So back on track. I've been trying to get Riot in the water as much as possible. We are on 3 handed casting and whistle sits. I want to make sure his whistle sits are super solid before I go any farther. I don't want that maybe sit when we are running blinds. He's over the top excited to get the bumpers wherever they are. So Saturday I did pile work on water at our local swim by pond. He took like 1/2 a second to figure out what was going on. He very nicely followed my direction on overs to exit wherever I wanted him to on the pond. Very nice puppy! I think when we get to swim by, it will go pretty quickly.Then afterwards we did big water marks. He's doing super well. I had planned on entering him in the obedience trial next month. So last night I met up with a friend at the arena they will be held at. Riot has never been there. I will only say that I don't think Mr Riot and I are ready to enter Beginner Novice. I'm sure we would NQ on the heeling pattern pretty quickly. So back to work on heeling.


----------



## MillionsofPeaches (Oct 30, 2012)

woohoo!! I got my boy back!! I'm so happy and at peace again. I can't believe how well Jason took care of him, his ears were perfect and clean, no hot spots, no mats, no tangled furnishings, nothing! Shoot he didn't even stink really. He was so happy to see me. When we got home he flipped over the rest of the family and the dogs. I opened the door up and he took off straight to the treat jar. ha ha! He remembered everything in the house. He even went into the study to look at his ribbons, ha ah! I'm serious! He loves the ribbons. Its really cute. Some things I forgot he did. One of his favorite things to do is try to get me to take his ball out of his mouth with my mouth. he kept sticking the ball in my face and I was thinking what the heck? And then I remembered his game. He is so funny. I have laughed so much this week. He really is the funniest dog I've ever met. His humor kills me. 
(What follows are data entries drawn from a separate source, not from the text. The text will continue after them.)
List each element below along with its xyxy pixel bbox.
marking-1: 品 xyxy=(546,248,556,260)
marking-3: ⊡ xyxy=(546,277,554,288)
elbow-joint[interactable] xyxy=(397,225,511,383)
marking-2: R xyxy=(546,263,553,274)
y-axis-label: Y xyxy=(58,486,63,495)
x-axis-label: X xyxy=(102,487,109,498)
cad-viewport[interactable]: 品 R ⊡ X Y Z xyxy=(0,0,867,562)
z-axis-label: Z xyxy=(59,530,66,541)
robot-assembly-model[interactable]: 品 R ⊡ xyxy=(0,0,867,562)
Yesterday and today I did yard work and OB. Tonight I met B and did walking singles and a blind. Holy crap! He is so polished and it is scary...before we were both learning and now I'm the one that is left in the dark, ha ha! Proof was super steady for me, he honored for Belle when I threw for her, and heeled great. What was really scary was when I went to run him on the blind. Ugh, hello. I need to get better. He took off like a light. Now his casts are so literal that I can just give him any cast at any position and he takes it. So I messed up and gave him a back cast which he took too perfectly, ha ha. I'm not used to such perfection. Now I know that this year it is all about me becoming a better handler. I do not want to hold him back!! 

It felt so good to stand next to him. I think he is excited about it too. I am so happy!!


----------